REVELATION: DOES IT HAPPEN?
An old man opened his mouth to laugh, and in doing so, revealed one
solitary tooth. It was said of the same old man that, through his love and
compassion, he revealed to people the face of God. The word “revealed”
is being used differently in these two sentences. In the first, the tooth
which would not normally be visible, is seen, when the man laughs. In
the second, the face of God does not become visible; so what do we
mean by “revealed” in this use? It is a paradoxical use of the word, for
God always remains hidden, unseen and mysterious, and strictly
speaking, unknowable by us in this life. As Hegel said: “God does not
offer himself" (/herself) "for observation.” The old man’s love made people think
“that’s what God’s love is like too”. This result depended on two factors:
that some people who knew him had a faith in God; and that they
believed that human love and compassion helped people imagine what
the love of God might be like.
On the other hand, it could have been said that God had revealed
himself/herself through the old man’s love and compassion.

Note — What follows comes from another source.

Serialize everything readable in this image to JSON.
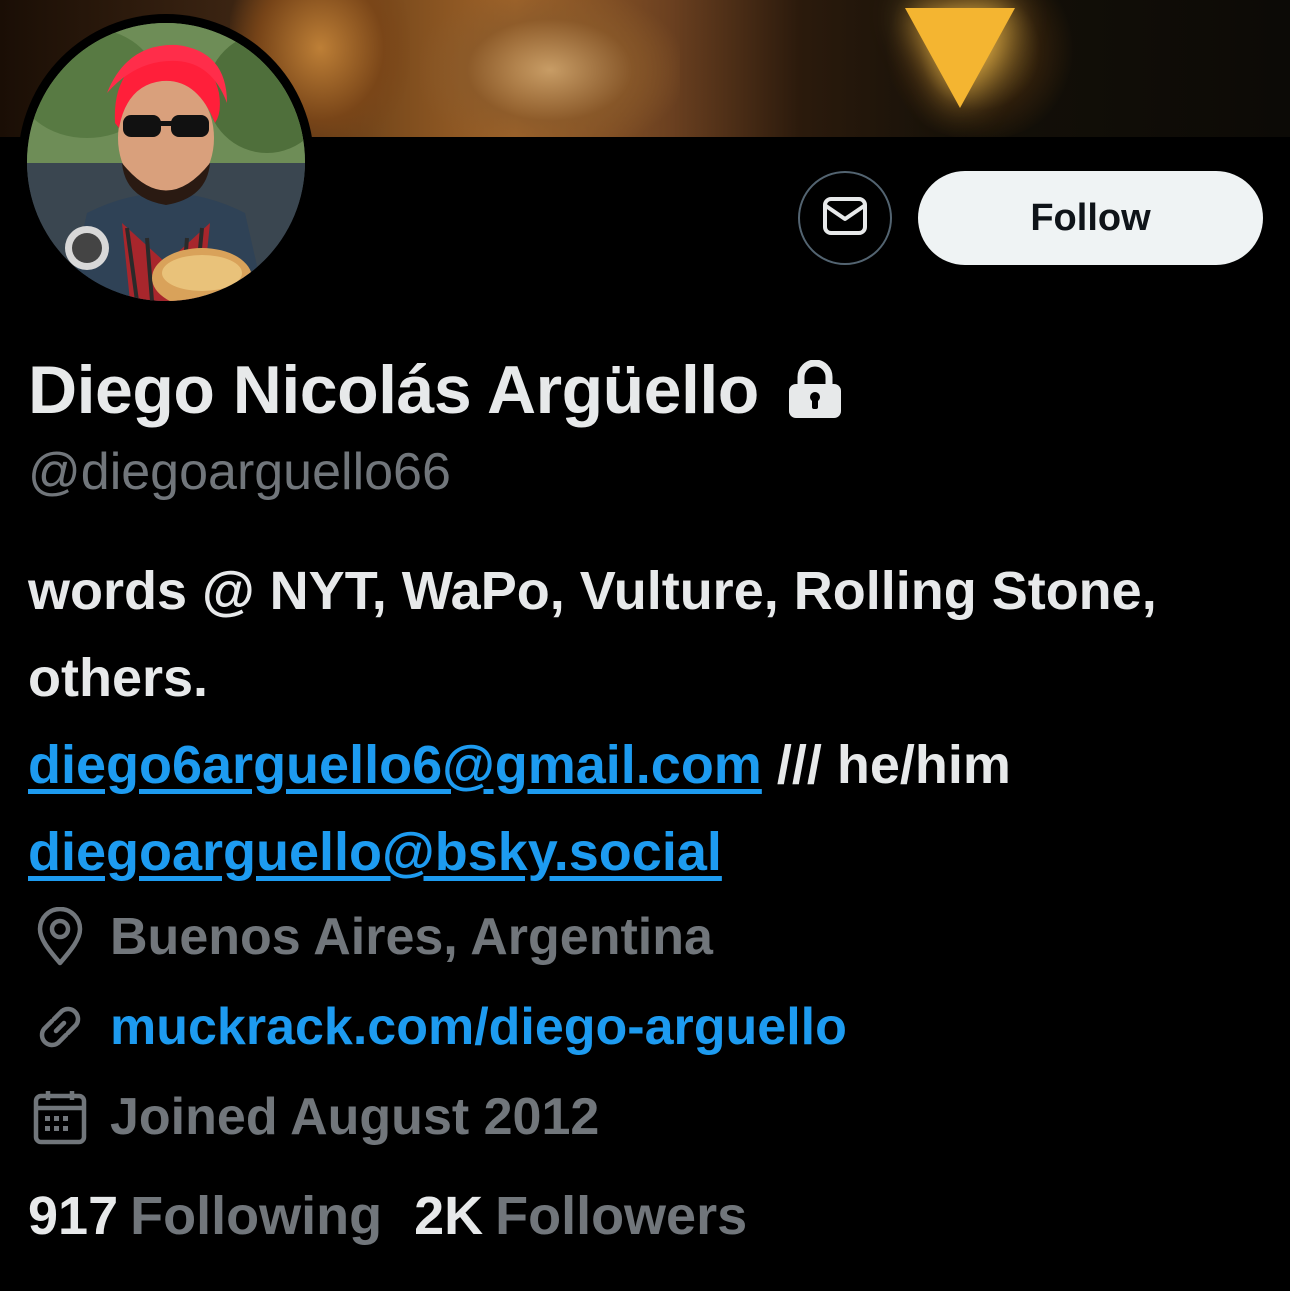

This is often the
sense in which the word is used in religious discourse and points to a
God who, though unseen, is believed to act and communicate in his/her
world and with his/her people. The difficulty in speaking like this is that
people need to find grounds for believing that God is taking the
initiative and finding a way to reveal himself/herself, or his/her will, or his/her plans or
purposes. One use of “reveal” stressed the human side, where people
themselves came to believe that the old man’s love spoke to them of
divine love; another stressed that it is the unseen and hidden God who
chose to reveal herself/himself through this man’s love for others.
Can believers in God really have good grounds for their beliefs (not
knowledge or certainty) about what such an unseen God is doing? Some
people use a simple interpretative framework of belief: if something
good happens, it is God rewarding them; if something bad happens, it is
God punishing them, if they have to do something difficult, it is God
testing them. Such an interpretative framework, however, will often not
work.
For myself, I think of God as ceaselessly active and involved. However we cannot
observe her/his work. What we know about our world is an incomplete picture of all
that is going on; and consequently we do not fully understand the meaning of all that is happening.
In religions such as Judaism, Islam and Christianity the emphasis has
been on divine initiative when speaking of revelation. Over the centuries
the content of what has been claimed to have been revealed has been
very diverse: some of it has presented a moral God, some an immoral
God; Jews had “Jewish revelations”, Muslims had “Islamic ones”, and
Christians had “Christian ones”; in many cases what the God,
supposedly, said she/he was about to do never in fact took place. Revelations
were claimed to have been received by both the psychologically stable
and by others suffering from psychiatric illnesses. They came through
dreams and visions, through thoughts entering the mind or voices heard
in the head, through events or people in which a divine message was
discerned, through meditation on the Scriptures and through
worship. Incidentally, if a God allegedly revealed herself/himself by becoming a
human being (and nothing but that), what reasons could there be for
thinking such a person was anything more than a human being?
In the situations, where the emphasis was on divine initiative, such
revelations can never be proved to have taken place, and are always
open to doubt. They might have been created by the person’s own
imagination, come out of their religious fantasising, or have come from
their sub-conscious or the outer limits of some other part of their mind.
Revelation is conditioned in its character by the person’s beliefs
(Christian, Jewish, Islamic etc.), culture, and socio-economic position. It
is influenced by the person’s mental state, and by their convictions of
what it would be appropriate for their God to do or not to do (such as
calling for a child to be sacrificed or helping to destroy a people’s
enemies).
All this tends to push the argument towards thinking that in fact
“revelation” is a product of human religious experience. Even if it is a
matter of both/and; yet still the activity of God, whatever it may be,
remains hidden, inaccessible to human investigation and mysterious.
This does not mean that having faith is not a valid activity; rather it
means that the mystery in life deepens.
“First forgive the silence
That answers prayer,
Then forgive the prayer
That stains the silence
Excuse the absence
That feels like presence,
Then excuse the feeling
That insists on presence
Pardon the delay
Of revelation,
Then ask pardon for revealing
Your impatience
Forgive God
For being only a word
Then ask God to forgive
The betrayal of language.
Mark Jarman “Psalm: First Forgive the Silence”
I found this poem in Mark Oakley's book "The Collage of God", page 73.